MONTHLY QUIZ:
The cancerous B lymphocytes cause our CLL to proliferate in all the following areas of the body except:
1: The lymph nodes
2: The blood stream
3: The bone marrow
4: The spleen
The correct answer is #2. It is true that CLL is a leukemia and that the clonal cancer cells accumulate in the blood stream causing the high white count, but they don’t grow there. CLL is also a lymphoma or a cancer of the lymphocytes, specifically B lymphocytes. Those cells only proliferate in the nodes, bone marrow and the spleen, not the blood.
BASICS: Response to Therapy
In order to be consistent, doctors and researchers have agreed on standard ways to describe response to therapy. The definitions are actually quite technical and are changing. This is a simplified version. We start with the worst and work towards the best.
Progressive disease (PD): As the name suggests, the cancer continues to grow despite the treatment. This is not good news.
Stable disease (SD): The cancer neither progresses nor recedes. This can be a durable and quite an OK circumstance, especially if the CLL is not causing problems.
Partial Remission (PR): The cancer has been knocked back, but there are still cancer cells to be found in the blood or marrow or nodes. PR requires at least a 50% reduction in the size of lymph nodes and in the number of lymphocytes in the peripheral blood stream.
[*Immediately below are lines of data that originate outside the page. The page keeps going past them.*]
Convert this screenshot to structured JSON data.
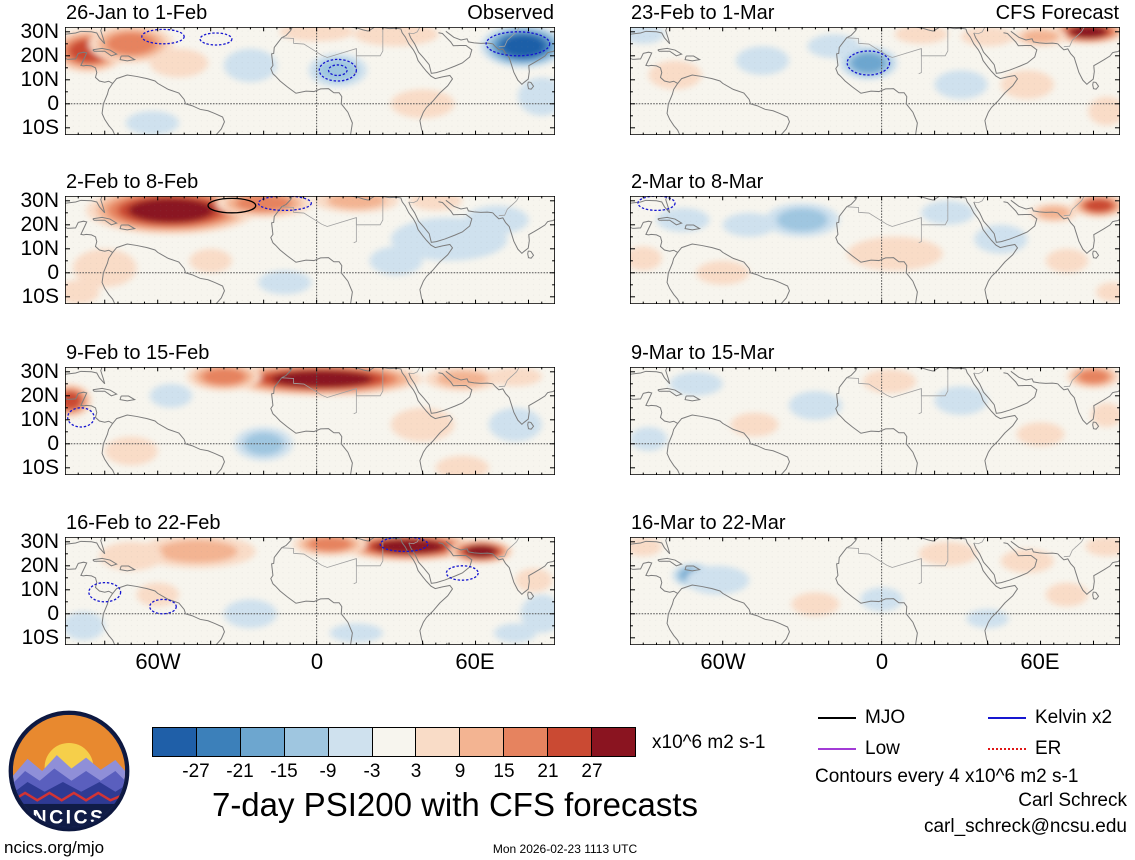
{
  "title": "7-day PSI200 with CFS forecasts",
  "axes": {
    "y_ticks": [
      "30N",
      "20N",
      "10N",
      "0",
      "10S"
    ],
    "x_ticks": [
      "60W",
      "0",
      "60E"
    ]
  },
  "colorbar": {
    "tick_labels": [
      "-27",
      "-21",
      "-15",
      "-9",
      "-3",
      "3",
      "9",
      "15",
      "21",
      "27"
    ],
    "units_label": "x10^6 m2 s-1"
  },
  "legend": {
    "items": [
      {
        "key": "mjo",
        "label": "MJO",
        "color": "#000000",
        "line_style": "solid"
      },
      {
        "key": "kelvin",
        "label": "Kelvin x2",
        "color": "#1616d0",
        "line_style": "solid"
      },
      {
        "key": "low",
        "label": "Low",
        "color": "#a23bd6",
        "line_style": "solid"
      },
      {
        "key": "er",
        "label": "ER",
        "color": "#e01616",
        "line_style": "dotted"
      }
    ]
  },
  "notes": {
    "contour_note": "Contours every 4 x10^6 m2 s-1",
    "credit_name": "Carl Schreck",
    "credit_email": "carl_schreck@ncsu.edu",
    "site": "ncics.org/mjo",
    "timestamp": "Mon 2026-02-23 1113 UTC"
  },
  "logo": {
    "label": "NCICS"
  },
  "chart_data": {
    "type": "heatmap",
    "variable": "PSI200 anomaly (7-day mean streamfunction at 200 hPa)",
    "units": "x10^6 m2 s-1",
    "contour_interval": 4,
    "levels": [
      -27,
      -21,
      -15,
      -9,
      -3,
      3,
      9,
      15,
      21,
      27
    ],
    "palette": [
      "#1f5fa8",
      "#3c80ba",
      "#6da6cf",
      "#9fc6e0",
      "#cfe1ee",
      "#f7f5ee",
      "#f9dcc7",
      "#f3b492",
      "#e6835f",
      "#ca4a33",
      "#8a1420"
    ],
    "map_bg": "#f7f5ee",
    "lon_range": [
      -95,
      90
    ],
    "lat_range": [
      -13,
      32
    ],
    "x_ticks_deg": [
      -60,
      0,
      60
    ],
    "y_ticks_deg": [
      30,
      20,
      10,
      0,
      -10
    ],
    "columns": [
      "Observed",
      "CFS Forecast"
    ],
    "wave_styles": {
      "MJO": {
        "color": "#000000",
        "dash": ""
      },
      "Kelvin": {
        "color": "#1616d0",
        "dash": "2.4 1.8"
      },
      "Low": {
        "color": "#a23bd6",
        "dash": ""
      },
      "ER": {
        "color": "#e01616",
        "dash": "0.8 1.2"
      }
    },
    "panels": [
      {
        "title": "26-Jan to 1-Feb",
        "column": "Observed",
        "features": [
          {
            "lon": -86,
            "lat": 22,
            "rx": 14,
            "ry": 9,
            "value": 26
          },
          {
            "lon": -70,
            "lat": 25,
            "rx": 16,
            "ry": 8,
            "value": 18
          },
          {
            "lon": -52,
            "lat": 17,
            "rx": 11,
            "ry": 6,
            "value": 8
          },
          {
            "lon": -62,
            "lat": -8,
            "rx": 10,
            "ry": 5,
            "value": -4
          },
          {
            "lon": -25,
            "lat": 16,
            "rx": 10,
            "ry": 7,
            "value": -6
          },
          {
            "lon": 0,
            "lat": 30,
            "rx": 14,
            "ry": 4,
            "value": 6
          },
          {
            "lon": 8,
            "lat": 14,
            "rx": 11,
            "ry": 7,
            "value": -13
          },
          {
            "lon": 30,
            "lat": 29,
            "rx": 16,
            "ry": 5,
            "value": 8
          },
          {
            "lon": 40,
            "lat": 0,
            "rx": 12,
            "ry": 6,
            "value": 6
          },
          {
            "lon": 78,
            "lat": 24,
            "rx": 16,
            "ry": 9,
            "value": -31
          },
          {
            "lon": 85,
            "lat": 3,
            "rx": 9,
            "ry": 8,
            "value": -6
          }
        ],
        "wave_contours": [
          {
            "wave": "Kelvin",
            "lon": -58,
            "lat": 28,
            "rx": 8,
            "ry": 3
          },
          {
            "wave": "Kelvin",
            "lon": -38,
            "lat": 27,
            "rx": 6,
            "ry": 2.5
          },
          {
            "wave": "Kelvin",
            "lon": 8,
            "lat": 14,
            "rx": 7,
            "ry": 4.5
          },
          {
            "wave": "Kelvin",
            "lon": 8,
            "lat": 14,
            "rx": 3.5,
            "ry": 2.2
          },
          {
            "wave": "Kelvin",
            "lon": 76,
            "lat": 25,
            "rx": 12,
            "ry": 5
          }
        ]
      },
      {
        "title": "2-Feb to 8-Feb",
        "column": "Observed",
        "features": [
          {
            "lon": -55,
            "lat": 26,
            "rx": 32,
            "ry": 10,
            "value": 34
          },
          {
            "lon": -20,
            "lat": 29,
            "rx": 18,
            "ry": 6,
            "value": 16
          },
          {
            "lon": 15,
            "lat": 30,
            "rx": 16,
            "ry": 5,
            "value": 12
          },
          {
            "lon": 45,
            "lat": 30,
            "rx": 10,
            "ry": 4,
            "value": 6
          },
          {
            "lon": -80,
            "lat": 2,
            "rx": 12,
            "ry": 8,
            "value": 6
          },
          {
            "lon": -90,
            "lat": -8,
            "rx": 8,
            "ry": 5,
            "value": 6
          },
          {
            "lon": -12,
            "lat": -4,
            "rx": 10,
            "ry": 5,
            "value": -4
          },
          {
            "lon": 30,
            "lat": 5,
            "rx": 10,
            "ry": 6,
            "value": -5
          },
          {
            "lon": 50,
            "lat": 14,
            "rx": 22,
            "ry": 9,
            "value": -8
          },
          {
            "lon": 68,
            "lat": 22,
            "rx": 12,
            "ry": 6,
            "value": -8
          },
          {
            "lon": -40,
            "lat": 5,
            "rx": 8,
            "ry": 5,
            "value": 4
          }
        ],
        "wave_contours": [
          {
            "wave": "Kelvin",
            "lon": -12,
            "lat": 29,
            "rx": 10,
            "ry": 3
          },
          {
            "wave": "MJO",
            "lon": -32,
            "lat": 28,
            "rx": 9,
            "ry": 3
          }
        ]
      },
      {
        "title": "9-Feb to 15-Feb",
        "column": "Observed",
        "features": [
          {
            "lon": 2,
            "lat": 27,
            "rx": 38,
            "ry": 7,
            "value": 34
          },
          {
            "lon": -35,
            "lat": 28,
            "rx": 14,
            "ry": 6,
            "value": 18
          },
          {
            "lon": 55,
            "lat": 27,
            "rx": 14,
            "ry": 5,
            "value": 12
          },
          {
            "lon": 75,
            "lat": 28,
            "rx": 10,
            "ry": 4,
            "value": 8
          },
          {
            "lon": -93,
            "lat": 18,
            "rx": 8,
            "ry": 7,
            "value": 26
          },
          {
            "lon": -55,
            "lat": 20,
            "rx": 8,
            "ry": 5,
            "value": -5
          },
          {
            "lon": -20,
            "lat": 0,
            "rx": 11,
            "ry": 7,
            "value": -11
          },
          {
            "lon": -70,
            "lat": -3,
            "rx": 10,
            "ry": 6,
            "value": 6
          },
          {
            "lon": 40,
            "lat": 8,
            "rx": 12,
            "ry": 7,
            "value": 4
          },
          {
            "lon": 75,
            "lat": 8,
            "rx": 10,
            "ry": 7,
            "value": -5
          },
          {
            "lon": 55,
            "lat": -10,
            "rx": 10,
            "ry": 5,
            "value": 5
          }
        ],
        "wave_contours": [
          {
            "wave": "Kelvin",
            "lon": -89,
            "lat": 11,
            "rx": 5,
            "ry": 4
          }
        ]
      },
      {
        "title": "16-Feb to 22-Feb",
        "column": "Observed",
        "features": [
          {
            "lon": 35,
            "lat": 28,
            "rx": 26,
            "ry": 6,
            "value": 30
          },
          {
            "lon": 62,
            "lat": 26,
            "rx": 12,
            "ry": 5,
            "value": 28
          },
          {
            "lon": 5,
            "lat": 29,
            "rx": 14,
            "ry": 5,
            "value": 16
          },
          {
            "lon": -45,
            "lat": 26,
            "rx": 22,
            "ry": 7,
            "value": 10
          },
          {
            "lon": -70,
            "lat": 24,
            "rx": 12,
            "ry": 6,
            "value": 8
          },
          {
            "lon": -60,
            "lat": 8,
            "rx": 8,
            "ry": 5,
            "value": 4
          },
          {
            "lon": -88,
            "lat": -5,
            "rx": 8,
            "ry": 6,
            "value": -4
          },
          {
            "lon": -25,
            "lat": 0,
            "rx": 10,
            "ry": 6,
            "value": -5
          },
          {
            "lon": 15,
            "lat": -8,
            "rx": 10,
            "ry": 4,
            "value": -4
          },
          {
            "lon": 82,
            "lat": 14,
            "rx": 7,
            "ry": 5,
            "value": 8
          },
          {
            "lon": 85,
            "lat": 0,
            "rx": 8,
            "ry": 8,
            "value": -8
          },
          {
            "lon": 75,
            "lat": -8,
            "rx": 8,
            "ry": 4,
            "value": -5
          }
        ],
        "wave_contours": [
          {
            "wave": "Kelvin",
            "lon": -80,
            "lat": 9,
            "rx": 6,
            "ry": 4
          },
          {
            "wave": "Kelvin",
            "lon": -58,
            "lat": 3,
            "rx": 5,
            "ry": 3
          },
          {
            "wave": "Kelvin",
            "lon": 55,
            "lat": 17,
            "rx": 6,
            "ry": 3
          },
          {
            "wave": "Kelvin",
            "lon": 33,
            "lat": 29,
            "rx": 9,
            "ry": 3
          }
        ]
      },
      {
        "title": "23-Feb to 1-Mar",
        "column": "CFS Forecast",
        "features": [
          {
            "lon": -5,
            "lat": 17,
            "rx": 11,
            "ry": 7,
            "value": -15
          },
          {
            "lon": -18,
            "lat": 24,
            "rx": 10,
            "ry": 5,
            "value": -6
          },
          {
            "lon": 78,
            "lat": 30,
            "rx": 14,
            "ry": 5,
            "value": 30
          },
          {
            "lon": 60,
            "lat": 28,
            "rx": 10,
            "ry": 4,
            "value": 12
          },
          {
            "lon": 40,
            "lat": 28,
            "rx": 10,
            "ry": 4,
            "value": 6
          },
          {
            "lon": 15,
            "lat": 29,
            "rx": 10,
            "ry": 4,
            "value": 8
          },
          {
            "lon": -78,
            "lat": 12,
            "rx": 10,
            "ry": 6,
            "value": 5
          },
          {
            "lon": -90,
            "lat": 29,
            "rx": 8,
            "ry": 4,
            "value": -5
          },
          {
            "lon": -45,
            "lat": 18,
            "rx": 10,
            "ry": 6,
            "value": -4
          },
          {
            "lon": 30,
            "lat": 8,
            "rx": 10,
            "ry": 6,
            "value": -4
          },
          {
            "lon": 55,
            "lat": 8,
            "rx": 10,
            "ry": 6,
            "value": 4
          },
          {
            "lon": 85,
            "lat": -3,
            "rx": 7,
            "ry": 6,
            "value": 6
          }
        ],
        "wave_contours": [
          {
            "wave": "Kelvin",
            "lon": -5,
            "lat": 17,
            "rx": 8,
            "ry": 5
          }
        ]
      },
      {
        "title": "2-Mar to 8-Mar",
        "column": "CFS Forecast",
        "features": [
          {
            "lon": -30,
            "lat": 22,
            "rx": 14,
            "ry": 7,
            "value": -11
          },
          {
            "lon": -50,
            "lat": 20,
            "rx": 10,
            "ry": 5,
            "value": -6
          },
          {
            "lon": -75,
            "lat": 22,
            "rx": 10,
            "ry": 5,
            "value": -5
          },
          {
            "lon": 82,
            "lat": 28,
            "rx": 10,
            "ry": 5,
            "value": 26
          },
          {
            "lon": 65,
            "lat": 25,
            "rx": 9,
            "ry": 4,
            "value": 10
          },
          {
            "lon": 5,
            "lat": 8,
            "rx": 18,
            "ry": 7,
            "value": 5
          },
          {
            "lon": -60,
            "lat": 0,
            "rx": 10,
            "ry": 5,
            "value": 4
          },
          {
            "lon": 25,
            "lat": 25,
            "rx": 10,
            "ry": 5,
            "value": -4
          },
          {
            "lon": 45,
            "lat": 14,
            "rx": 10,
            "ry": 6,
            "value": -4
          },
          {
            "lon": 70,
            "lat": 5,
            "rx": 8,
            "ry": 5,
            "value": 5
          },
          {
            "lon": 87,
            "lat": -8,
            "rx": 6,
            "ry": 4,
            "value": 8
          },
          {
            "lon": -90,
            "lat": 6,
            "rx": 7,
            "ry": 5,
            "value": 4
          }
        ],
        "wave_contours": [
          {
            "wave": "Kelvin",
            "lon": -85,
            "lat": 29,
            "rx": 7,
            "ry": 3
          }
        ]
      },
      {
        "title": "9-Mar to 15-Mar",
        "column": "CFS Forecast",
        "features": [
          {
            "lon": -70,
            "lat": 25,
            "rx": 10,
            "ry": 5,
            "value": -5
          },
          {
            "lon": -25,
            "lat": 16,
            "rx": 10,
            "ry": 6,
            "value": -4
          },
          {
            "lon": -48,
            "lat": 8,
            "rx": 9,
            "ry": 5,
            "value": 4
          },
          {
            "lon": 3,
            "lat": 26,
            "rx": 10,
            "ry": 5,
            "value": 4
          },
          {
            "lon": 30,
            "lat": 18,
            "rx": 10,
            "ry": 6,
            "value": -4
          },
          {
            "lon": 80,
            "lat": 28,
            "rx": 10,
            "ry": 5,
            "value": 16
          },
          {
            "lon": 60,
            "lat": 4,
            "rx": 9,
            "ry": 5,
            "value": 4
          },
          {
            "lon": -88,
            "lat": 2,
            "rx": 7,
            "ry": 5,
            "value": -4
          },
          {
            "lon": 85,
            "lat": 12,
            "rx": 6,
            "ry": 5,
            "value": 6
          }
        ],
        "wave_contours": []
      },
      {
        "title": "16-Mar to 22-Mar",
        "column": "CFS Forecast",
        "features": [
          {
            "lon": -71,
            "lat": 16,
            "rx": 8,
            "ry": 5,
            "value": -15
          },
          {
            "lon": -62,
            "lat": 14,
            "rx": 12,
            "ry": 6,
            "value": -6
          },
          {
            "lon": 25,
            "lat": 25,
            "rx": 11,
            "ry": 5,
            "value": 5
          },
          {
            "lon": 55,
            "lat": 22,
            "rx": 10,
            "ry": 5,
            "value": 6
          },
          {
            "lon": 85,
            "lat": 28,
            "rx": 8,
            "ry": 4,
            "value": 8
          },
          {
            "lon": -25,
            "lat": 4,
            "rx": 9,
            "ry": 5,
            "value": 4
          },
          {
            "lon": 0,
            "lat": 6,
            "rx": 8,
            "ry": 5,
            "value": -4
          },
          {
            "lon": 40,
            "lat": -2,
            "rx": 8,
            "ry": 4,
            "value": -4
          },
          {
            "lon": -90,
            "lat": 28,
            "rx": 7,
            "ry": 4,
            "value": 4
          },
          {
            "lon": 70,
            "lat": 8,
            "rx": 8,
            "ry": 5,
            "value": 4
          }
        ],
        "wave_contours": []
      }
    ]
  }
}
Complete Remission (CR): The absence of clonal lymphocytes in the blood is one of the major criteria. All lymph nodes need to be normal size (<1.5 cm). In a clinical trial, the confirmation of a CR usually requires a bone marrow biopsy that shows no CLL.
Minimal Residual Disease (MRD)-Negative: This is the best news with the longest durations of response. Special tests can be used to find a single CLL cell hiding among 10.000 or more cells in the blood or bone marrow. If no cells are found, you are MRD-, a very good thing. Just to confuse things, it is possible to be MRD- and be in a PR if your nodes are still enlarged. This may happen when nodes are still enlarged, but are cancer free.
WORD OF THE MONTH
Flow Cytometry is a powerful blood test that looks at cellular surface markers. It can confirm the diagnosis of CLL by identifying the typical clonal population of cells. It can also find CLL cells when there is only one cancer cell in 10,000 or more lymphocytes.